At this writing, Russian troops are staged on the Ukraine border and the concern is that they will enter the Ukraine soon. What they do next is anyone’s guess, but the prognosis is not good, based on Ukrainian history. The soil there is soaked in blood from other periods, which includes the period called the Holodomor. The Holodomor was only recognized by the Ukrainian government in 2006. The word combines the Ukrainian word for hunger, holod, and the word for plague, which is mor.
There are many reasons cited for the famine that overtook both the Ukraine and other Soviet republics in 1933, but none discount the effect of the Soviet industrial policy of the time. The Soviet government under Joseph Stalin had several aims, and one was to advance the largely agricultural Soviet states to the point of mass industrialization. This policy took areas dedicated to growing food and converted it to making things in factories.
The other policy was what was known as ‘collectivization’ of farm land which took the land out of the hands of the peasants that had been farming it for generations and put it in the hands of large collective farms that the state controlled. This was the industrialization of farming and it was so poorly handled that millions of acres of farmland simply was not planted properly or not planted at all. What grain was produced was seized by the state as part of a quota system. The end result was no food for millions of Ukrainians. Whither it was a deliberate policy of the Russians to starve Ukrainians is still under study. No one denies anymore that millions died and that their deaths were the result of government policy, deliberate or not.
There were disasters and deaths in the Ukraine as a result of Soviet policy in the years before 1933, but 1933 stands out. The Soviets denied any problem exactly as they did 53 years later at Chernobyl, also in the Ukraine, in 1986. But projections made later when records were more widely available show mass depopulation of areas of the Ukraine. The projections show somewhere between 3 million and 10 million died of starvation in a 36 month window.

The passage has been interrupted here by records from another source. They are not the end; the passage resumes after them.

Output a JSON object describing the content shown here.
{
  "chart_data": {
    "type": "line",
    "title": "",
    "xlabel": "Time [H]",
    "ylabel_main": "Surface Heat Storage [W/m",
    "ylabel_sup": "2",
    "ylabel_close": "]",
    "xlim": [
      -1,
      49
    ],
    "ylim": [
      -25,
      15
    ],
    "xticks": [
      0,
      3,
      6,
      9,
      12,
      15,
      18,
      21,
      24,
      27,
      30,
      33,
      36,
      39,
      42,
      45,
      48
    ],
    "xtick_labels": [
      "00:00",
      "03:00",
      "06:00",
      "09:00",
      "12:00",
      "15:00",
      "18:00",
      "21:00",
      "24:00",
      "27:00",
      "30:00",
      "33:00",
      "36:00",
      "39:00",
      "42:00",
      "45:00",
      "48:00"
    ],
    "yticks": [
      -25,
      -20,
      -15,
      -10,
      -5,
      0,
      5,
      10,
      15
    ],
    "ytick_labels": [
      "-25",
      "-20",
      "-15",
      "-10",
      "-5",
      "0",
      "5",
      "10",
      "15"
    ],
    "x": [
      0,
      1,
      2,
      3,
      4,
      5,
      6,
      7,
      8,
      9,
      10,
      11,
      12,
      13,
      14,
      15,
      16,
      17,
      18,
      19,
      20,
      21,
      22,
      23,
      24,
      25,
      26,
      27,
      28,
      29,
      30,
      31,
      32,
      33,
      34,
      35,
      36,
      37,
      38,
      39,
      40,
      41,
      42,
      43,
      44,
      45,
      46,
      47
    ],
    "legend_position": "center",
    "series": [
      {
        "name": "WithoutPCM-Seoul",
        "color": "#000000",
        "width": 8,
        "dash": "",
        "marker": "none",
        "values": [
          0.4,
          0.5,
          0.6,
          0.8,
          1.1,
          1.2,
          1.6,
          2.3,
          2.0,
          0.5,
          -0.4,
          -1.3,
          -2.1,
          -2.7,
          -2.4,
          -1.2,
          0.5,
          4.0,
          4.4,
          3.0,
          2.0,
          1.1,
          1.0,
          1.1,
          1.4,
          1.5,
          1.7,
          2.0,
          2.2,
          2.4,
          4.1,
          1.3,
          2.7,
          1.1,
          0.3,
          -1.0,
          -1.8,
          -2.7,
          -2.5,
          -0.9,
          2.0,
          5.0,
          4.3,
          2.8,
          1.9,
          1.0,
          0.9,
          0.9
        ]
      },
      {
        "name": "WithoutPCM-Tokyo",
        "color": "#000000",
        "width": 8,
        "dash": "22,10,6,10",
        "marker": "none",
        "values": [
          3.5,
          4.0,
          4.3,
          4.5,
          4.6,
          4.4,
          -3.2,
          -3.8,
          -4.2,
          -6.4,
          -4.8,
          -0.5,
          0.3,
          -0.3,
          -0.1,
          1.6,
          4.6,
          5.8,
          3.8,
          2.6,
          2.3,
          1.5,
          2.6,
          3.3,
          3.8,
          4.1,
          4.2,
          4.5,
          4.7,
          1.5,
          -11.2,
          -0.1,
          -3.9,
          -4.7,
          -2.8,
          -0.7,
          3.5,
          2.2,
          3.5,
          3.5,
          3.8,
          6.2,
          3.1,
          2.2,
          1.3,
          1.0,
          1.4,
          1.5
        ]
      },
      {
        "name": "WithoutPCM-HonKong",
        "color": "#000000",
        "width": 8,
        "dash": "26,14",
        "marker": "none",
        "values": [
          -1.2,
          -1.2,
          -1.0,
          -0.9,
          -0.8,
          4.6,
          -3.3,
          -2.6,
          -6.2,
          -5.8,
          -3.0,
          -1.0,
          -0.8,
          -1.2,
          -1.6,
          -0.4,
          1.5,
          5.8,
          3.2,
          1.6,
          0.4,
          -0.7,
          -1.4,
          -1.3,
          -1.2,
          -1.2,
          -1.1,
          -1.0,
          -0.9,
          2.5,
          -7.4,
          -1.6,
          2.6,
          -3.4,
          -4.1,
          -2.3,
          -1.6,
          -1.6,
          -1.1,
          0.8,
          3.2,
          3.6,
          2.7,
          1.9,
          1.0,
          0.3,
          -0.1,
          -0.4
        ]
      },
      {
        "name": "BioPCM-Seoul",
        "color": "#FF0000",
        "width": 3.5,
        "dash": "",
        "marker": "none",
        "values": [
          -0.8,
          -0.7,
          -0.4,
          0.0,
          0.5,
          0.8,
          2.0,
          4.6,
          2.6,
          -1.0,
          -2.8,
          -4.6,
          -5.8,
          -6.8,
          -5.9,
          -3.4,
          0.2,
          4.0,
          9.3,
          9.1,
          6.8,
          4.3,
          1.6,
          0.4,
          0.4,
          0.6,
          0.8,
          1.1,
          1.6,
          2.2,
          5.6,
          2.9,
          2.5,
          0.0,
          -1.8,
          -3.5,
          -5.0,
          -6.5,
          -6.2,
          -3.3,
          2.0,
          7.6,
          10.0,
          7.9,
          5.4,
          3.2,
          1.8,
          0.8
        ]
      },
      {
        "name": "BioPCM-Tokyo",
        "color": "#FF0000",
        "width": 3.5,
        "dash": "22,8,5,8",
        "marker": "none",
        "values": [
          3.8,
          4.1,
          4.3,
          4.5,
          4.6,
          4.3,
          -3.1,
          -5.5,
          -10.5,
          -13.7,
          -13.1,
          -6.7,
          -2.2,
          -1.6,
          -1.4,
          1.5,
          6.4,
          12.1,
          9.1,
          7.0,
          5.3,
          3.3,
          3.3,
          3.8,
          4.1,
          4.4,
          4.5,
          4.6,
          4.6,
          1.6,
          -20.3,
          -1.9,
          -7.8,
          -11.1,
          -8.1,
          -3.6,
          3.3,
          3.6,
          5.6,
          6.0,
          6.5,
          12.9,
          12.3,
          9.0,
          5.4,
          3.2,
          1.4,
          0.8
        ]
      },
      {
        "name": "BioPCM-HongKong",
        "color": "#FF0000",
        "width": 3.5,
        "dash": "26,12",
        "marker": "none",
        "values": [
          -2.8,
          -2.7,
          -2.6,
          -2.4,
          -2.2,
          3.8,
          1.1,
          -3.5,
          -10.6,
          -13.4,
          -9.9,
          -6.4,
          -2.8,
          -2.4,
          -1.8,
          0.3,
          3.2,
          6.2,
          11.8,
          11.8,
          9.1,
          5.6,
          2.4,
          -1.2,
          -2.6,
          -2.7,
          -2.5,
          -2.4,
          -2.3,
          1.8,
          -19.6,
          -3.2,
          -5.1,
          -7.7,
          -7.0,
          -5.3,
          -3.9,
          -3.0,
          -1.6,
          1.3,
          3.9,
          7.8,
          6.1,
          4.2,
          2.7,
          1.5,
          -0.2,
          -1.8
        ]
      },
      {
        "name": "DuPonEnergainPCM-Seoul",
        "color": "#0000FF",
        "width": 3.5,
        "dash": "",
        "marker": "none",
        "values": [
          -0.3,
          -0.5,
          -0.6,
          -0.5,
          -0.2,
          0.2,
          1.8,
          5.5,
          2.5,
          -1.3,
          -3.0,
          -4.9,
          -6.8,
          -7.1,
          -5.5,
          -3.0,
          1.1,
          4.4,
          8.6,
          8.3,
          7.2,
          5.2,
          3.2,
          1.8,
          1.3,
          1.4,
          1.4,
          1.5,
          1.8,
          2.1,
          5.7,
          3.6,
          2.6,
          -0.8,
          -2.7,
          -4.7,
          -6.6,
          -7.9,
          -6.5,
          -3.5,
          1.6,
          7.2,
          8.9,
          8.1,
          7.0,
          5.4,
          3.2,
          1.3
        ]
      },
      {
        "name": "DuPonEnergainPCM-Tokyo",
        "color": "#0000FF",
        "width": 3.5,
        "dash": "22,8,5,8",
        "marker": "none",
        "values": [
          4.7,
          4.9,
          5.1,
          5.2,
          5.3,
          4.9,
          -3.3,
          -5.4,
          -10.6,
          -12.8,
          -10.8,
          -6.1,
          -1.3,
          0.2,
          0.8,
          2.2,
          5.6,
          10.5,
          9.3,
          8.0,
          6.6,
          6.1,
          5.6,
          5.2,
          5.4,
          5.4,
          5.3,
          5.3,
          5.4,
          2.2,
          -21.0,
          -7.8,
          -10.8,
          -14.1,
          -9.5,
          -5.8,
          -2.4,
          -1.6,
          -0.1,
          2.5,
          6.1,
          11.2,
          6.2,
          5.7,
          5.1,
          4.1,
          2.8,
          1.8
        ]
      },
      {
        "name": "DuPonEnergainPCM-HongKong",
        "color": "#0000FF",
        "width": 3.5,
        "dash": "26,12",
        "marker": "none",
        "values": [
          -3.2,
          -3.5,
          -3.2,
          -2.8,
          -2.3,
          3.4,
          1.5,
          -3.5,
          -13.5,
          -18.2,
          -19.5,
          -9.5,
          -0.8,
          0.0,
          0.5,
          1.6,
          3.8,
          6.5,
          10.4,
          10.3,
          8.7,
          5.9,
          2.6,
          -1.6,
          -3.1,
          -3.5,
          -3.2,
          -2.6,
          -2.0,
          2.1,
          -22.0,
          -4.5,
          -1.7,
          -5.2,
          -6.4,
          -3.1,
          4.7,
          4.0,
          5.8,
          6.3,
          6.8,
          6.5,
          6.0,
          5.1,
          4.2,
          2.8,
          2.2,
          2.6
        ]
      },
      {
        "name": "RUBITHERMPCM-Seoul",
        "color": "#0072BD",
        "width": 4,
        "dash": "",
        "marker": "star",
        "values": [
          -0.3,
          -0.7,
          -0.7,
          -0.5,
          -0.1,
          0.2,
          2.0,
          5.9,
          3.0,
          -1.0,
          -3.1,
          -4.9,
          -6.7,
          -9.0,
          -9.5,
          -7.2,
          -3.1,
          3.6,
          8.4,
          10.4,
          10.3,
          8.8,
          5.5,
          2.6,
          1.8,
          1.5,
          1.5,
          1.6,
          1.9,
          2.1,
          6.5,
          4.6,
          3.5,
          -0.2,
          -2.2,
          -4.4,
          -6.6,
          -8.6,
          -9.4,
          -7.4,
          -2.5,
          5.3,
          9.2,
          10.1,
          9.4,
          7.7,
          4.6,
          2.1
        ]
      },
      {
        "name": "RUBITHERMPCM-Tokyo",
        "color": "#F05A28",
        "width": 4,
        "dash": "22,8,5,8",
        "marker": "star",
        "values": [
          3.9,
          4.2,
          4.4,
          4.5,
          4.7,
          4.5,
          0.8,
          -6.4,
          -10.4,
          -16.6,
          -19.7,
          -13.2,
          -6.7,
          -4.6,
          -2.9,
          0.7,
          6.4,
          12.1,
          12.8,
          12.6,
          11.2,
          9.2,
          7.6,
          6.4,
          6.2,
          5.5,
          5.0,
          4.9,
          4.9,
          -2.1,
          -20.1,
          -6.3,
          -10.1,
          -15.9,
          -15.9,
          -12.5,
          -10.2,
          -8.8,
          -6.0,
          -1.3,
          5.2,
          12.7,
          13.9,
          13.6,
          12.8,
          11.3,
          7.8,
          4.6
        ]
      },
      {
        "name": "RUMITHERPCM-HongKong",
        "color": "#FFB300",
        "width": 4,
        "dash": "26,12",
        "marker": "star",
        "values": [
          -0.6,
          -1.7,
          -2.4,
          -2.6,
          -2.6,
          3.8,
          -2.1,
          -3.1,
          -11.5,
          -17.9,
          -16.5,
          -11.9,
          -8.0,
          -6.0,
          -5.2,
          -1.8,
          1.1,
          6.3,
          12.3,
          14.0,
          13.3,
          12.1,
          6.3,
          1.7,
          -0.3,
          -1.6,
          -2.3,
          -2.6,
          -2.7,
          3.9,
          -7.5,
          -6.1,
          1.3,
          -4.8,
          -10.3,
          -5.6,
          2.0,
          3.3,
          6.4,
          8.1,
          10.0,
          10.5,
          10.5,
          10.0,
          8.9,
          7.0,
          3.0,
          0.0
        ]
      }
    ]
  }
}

Of course, for the Ukraine, the death march was just getting underway in 1933. By 1943, the area was occupied by the Nazis who, at first, were supported by the Ukrainians who hated the Soviets. But, the Nazis quickly showed that they had no less bloodlust then the Soviets. Under Nazi rule, the Ukraine was yet another killing field, and many of the largest battles and most brutal fighting of all World War 2 was in the Ukraine between the Soviets and Nazis.
These days, the Nazis are long gone and the Germans are highly unlikely to ever field an army of occupation again. They are forbidden by treaty, and they have falling populations like the rest of Europe. An enormous number of young German men died in the war, many in the Ukraine, and the German population has never recovered, and never will. The Soviets are gone as well, and the Russian states have the same deathbed demographics as the Germans, but this doesn’t mean they can’t seek to revive Soviet glory in the time they have left. Under the unrepentant KGB man, Vladimir Putin, the Russians are restive and clearly see the Ukraine as part of their near-aboard if not lost territory. What they do next is unknown, but Russian forces have never brought peace and prosperity to the Ukraine and never will.